Ce qui était considéré il y a peu encore comme une lubie de petits «wokes» est désormais corroboré par de nombreux travaux universitaires: de tous les combats pour faire avancer une cause, quelle qu’elle soit, celui de la représentation dans les œuvres de fiction n’est pas à prendre à la légère. A fortiori lorsqu’il s’agit de séries, à l’heure où celles-ci débarquent dans des millions de foyers à travers le monde. Voici donc une petite sélection de personnages féminins puissants et nécessaires, qui témoignent de la volonté de leurs créateurs et créatrices d’en finir avec les clichés et les facilités sexistes. Et qui, chacun à leur manière, ont ouvert la voie à une meilleure représentation des femmes sur petit écran.


N’en sélectionner que dix fut une véritable épreuve, et cet exercice forcément subjectif ne manquera pas de déclencher la colère des fans de séries absentes de ce classement. Mais au fond c’est bien à ça que servent ces tops: vous donner matière à débattre furieusement à la machine à café.

Claire Underwood («House of Cards» sur Netflix)

Derrière chaque grand homme se cache une grande femme, dit le proverbe. Il n’a jamais été aussi vrai que pour la série «House of cards», récit impeccablement cynique de l’ascension de Franck Underwood, politicien américain véreux, bien aidé par son épouse Claire. Mais là où la production de Netflix s’est révélée très moderne, c’est bien en faisant de cette femme autre chose qu’un simple soutien de son mari. L’actrice Robin Wright fait de cette Claire Underwood un monstre ambitieux, surprenant, terrifiant aussi. «House of cards» propose par ailleurs une autre vision du couple que celle, très romantique, qui prédomine largement dans toutes les fictions, en assumant de faire des Underwood des associés plus que des amoureux.

Un seul regret: que la dernière saison de la série, qui voit Claire Underwood prendre le premier rôle (notamment en raison de l’éviction de l’acteur Kevin Spacey, accusé entre-temps de violences sexuelles), soit complètement ratée. Si vous n’avez pas encore commis cette terrible erreur, faites-moi confiance et passez votre chemin.

Hannah Horvath («Girls»)

«Girls» est un peu à la série ce que les romans de Zola sont à la littérature: une tentative de donner à voir la vie telle qu’elle est, aussi dure et laide soit-elle. Toute cette entreprise est contenue dans le seul personnage d’Hannah Horvath, incarné par la créatrice de «Girls», Lena Dunham. La voilà filmée sans filtre ni maquillage, sans pudeur aucune ni pour son corps ni pour son caractère franchement détestable. Et le malaise du public devant un tel étalage de narcissisme et de cellulite agit comme un puissant révélateur. Là où des mafieux, des meurtriers ou des tueurs en série gagnent sans trop de mal l’affection de l’audience, une femme pas très jolie n’a aucune chance. Lena Dunham a ainsi ouvert la voie à de nombreuses autres actrices et réalisatrices qui, préférant le réalisme au glamour, militent pour montrer des femmes différentes sur petit comme grand écran.

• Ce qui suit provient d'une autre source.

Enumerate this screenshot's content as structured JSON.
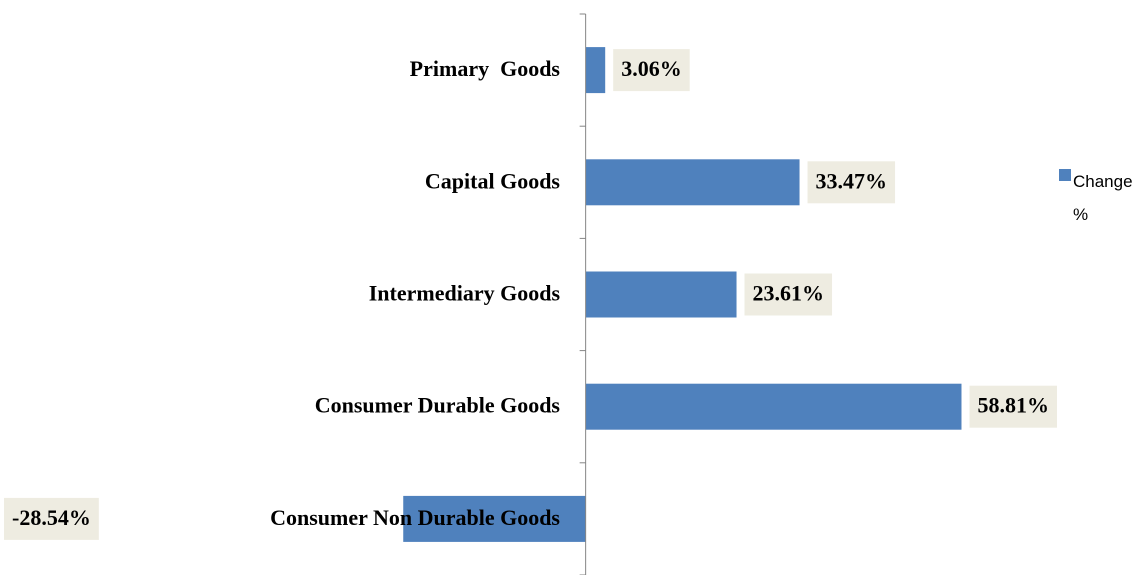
{
  "chart_data": {
    "type": "bar",
    "orientation": "horizontal",
    "categories": [
      "Primary  Goods",
      "Capital Goods",
      "Intermediary Goods",
      "Consumer Durable Goods",
      "Consumer Non Durable Goods"
    ],
    "series": [
      {
        "name": "Change %",
        "color": "#4f81bd",
        "values": [
          3.06,
          33.47,
          23.61,
          58.81,
          -28.54
        ],
        "value_labels": [
          "3.06%",
          "33.47%",
          "23.61%",
          "58.81%",
          "-28.54%"
        ]
      }
    ],
    "xlim": [
      -40,
      70
    ],
    "legend": "right"
  }
}
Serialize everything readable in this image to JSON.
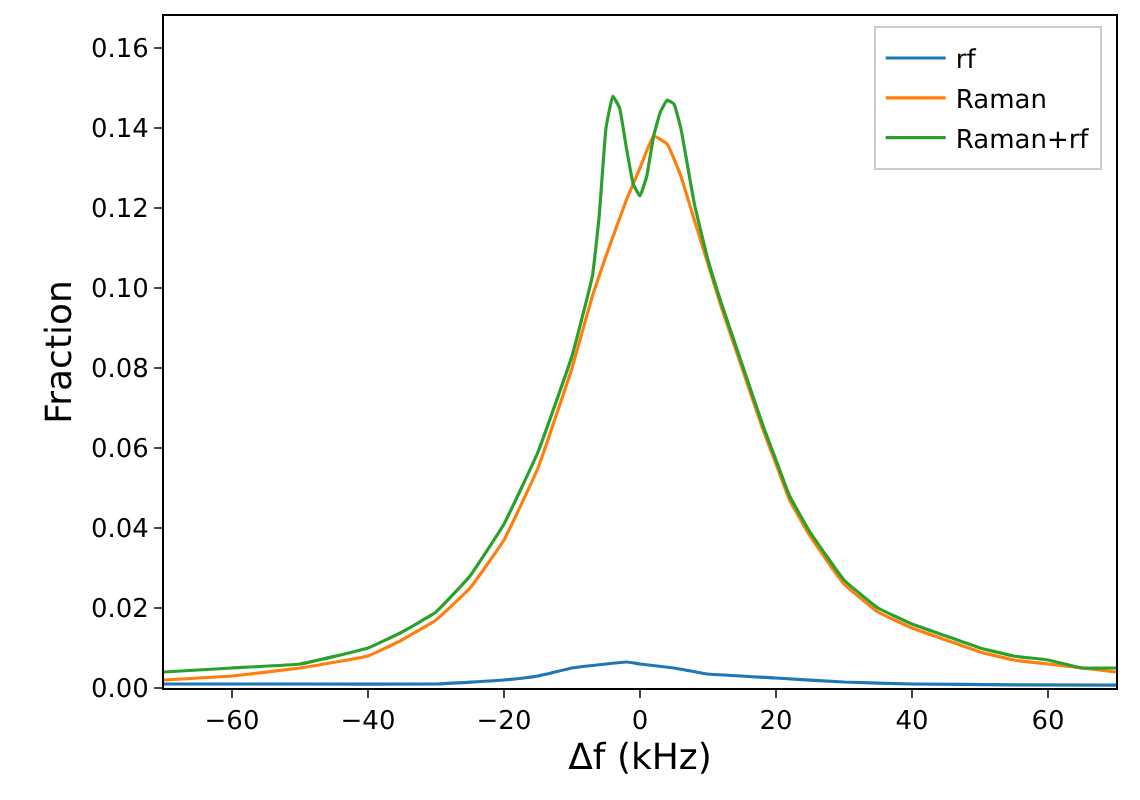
{
  "chart_data": {
    "type": "line",
    "xlabel": "Δf (kHz)",
    "ylabel": "Fraction",
    "xlim": [
      -70,
      70
    ],
    "ylim": [
      0,
      0.168
    ],
    "xticks": [
      {
        "value": -60,
        "label": "−60"
      },
      {
        "value": -40,
        "label": "−40"
      },
      {
        "value": -20,
        "label": "−20"
      },
      0,
      20,
      40,
      60
    ],
    "yticks": [
      {
        "value": 0,
        "label": "0.00"
      },
      {
        "value": 0.02,
        "label": "0.02"
      },
      {
        "value": 0.04,
        "label": "0.04"
      },
      {
        "value": 0.06,
        "label": "0.06"
      },
      {
        "value": 0.08,
        "label": "0.08"
      },
      {
        "value": 0.1,
        "label": "0.10"
      },
      {
        "value": 0.12,
        "label": "0.12"
      },
      {
        "value": 0.14,
        "label": "0.14"
      },
      {
        "value": 0.16,
        "label": "0.16"
      }
    ],
    "legend": "top right",
    "marker": "none",
    "line_style": "solid",
    "series": [
      {
        "name": "rf",
        "color": "#1f77b4",
        "x": [
          -70,
          -50,
          -30,
          -20,
          -15,
          -10,
          -5,
          -2,
          0,
          5,
          10,
          20,
          30,
          40,
          55,
          70
        ],
        "values": [
          0.001,
          0.001,
          0.001,
          0.002,
          0.003,
          0.005,
          0.006,
          0.0065,
          0.006,
          0.005,
          0.0035,
          0.0025,
          0.0015,
          0.001,
          0.0008,
          0.0007
        ]
      },
      {
        "name": "Raman",
        "color": "#ff7f0e",
        "x": [
          -70,
          -60,
          -50,
          -40,
          -35,
          -30,
          -25,
          -20,
          -15,
          -10,
          -7,
          -5,
          -2,
          0,
          2,
          4,
          6,
          8,
          10,
          12,
          15,
          18,
          20,
          22,
          25,
          30,
          35,
          40,
          45,
          50,
          55,
          60,
          65,
          70
        ],
        "values": [
          0.002,
          0.003,
          0.005,
          0.008,
          0.012,
          0.017,
          0.025,
          0.037,
          0.055,
          0.08,
          0.098,
          0.108,
          0.122,
          0.13,
          0.138,
          0.136,
          0.128,
          0.117,
          0.106,
          0.095,
          0.08,
          0.065,
          0.056,
          0.047,
          0.038,
          0.026,
          0.019,
          0.015,
          0.012,
          0.009,
          0.007,
          0.006,
          0.005,
          0.004
        ]
      },
      {
        "name": "Raman+rf",
        "color": "#2ca02c",
        "x": [
          -70,
          -60,
          -50,
          -40,
          -35,
          -30,
          -25,
          -20,
          -15,
          -10,
          -7,
          -6,
          -5,
          -4,
          -3,
          -2,
          -1,
          0,
          1,
          2,
          3,
          4,
          5,
          6,
          8,
          10,
          12,
          15,
          18,
          20,
          22,
          25,
          30,
          35,
          40,
          45,
          50,
          55,
          60,
          65,
          70
        ],
        "values": [
          0.004,
          0.005,
          0.006,
          0.01,
          0.014,
          0.019,
          0.028,
          0.041,
          0.059,
          0.083,
          0.103,
          0.118,
          0.14,
          0.148,
          0.145,
          0.135,
          0.126,
          0.123,
          0.128,
          0.138,
          0.144,
          0.147,
          0.146,
          0.14,
          0.121,
          0.107,
          0.096,
          0.081,
          0.066,
          0.057,
          0.048,
          0.039,
          0.027,
          0.02,
          0.016,
          0.013,
          0.01,
          0.008,
          0.007,
          0.005,
          0.005
        ]
      }
    ]
  }
}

June Osborne («The Handmaid’s tale» sur OCS)

Elisabeth Moss a incarné tant de personnages féminins incroyables sur le petit écran qu’il est difficile d’en choisir un. Mais celui de June Osborne dans «The Handmaid’s tale» est sûrement le plus marquant. Cette jeune mère, retenue prisonnière à Gilead, la dictature autoritaire qui a remplacé les États-Unis après un coup d’État réactionnaire, incarne toutes les violences faites aux femmes à elle seule. Et si la série a fini par abuser un peu des gros plans sur son regard bleu acier déterminé, si elle a également été épinglée pour son abus de violence, elle n’en reste pas moins l’une des œuvres sérielles les plus marquantes de ces dix dernières années. Au point d’ailleurs que la tenue écarlate des fameuses servantes du titre a été reprise par certains mouvements féministes à travers le monde lors, notamment, de manifestations visant à préserver le droit à l’avortement.

Joan Holloway («Mad men» sur Prime Video)

Bien sûr, citer «Mad Men» sans choisir le personnage de Peggy Olson est un choix passible de prison ferme pour de nombreux sériephiles. La secrétaire qui devient une brillante publicitaire dans un monde plein d’hommes dans les années 1950 permet en effet de raconter le sexisme de toute époque. Mais Joan Holloway, jouée par Christina Hendricks dans la série, me paraît mieux écrite encore. Cette super-cheffe des secrétaires est en effet une femme plus nuancée, qui a adopté les codes patriarcaux (martyrisation des autres femmes, sexualisation outrancière des corps et idylle avec son patron sont au menu) pour mieux pouvoir les contourner. Son personnage permet notamment de parler de l’avortement et de la contraception en des temps où les deux étaient complexes à mettre en place, mais aussi de la place des mères célibataires ou de la charge mentale.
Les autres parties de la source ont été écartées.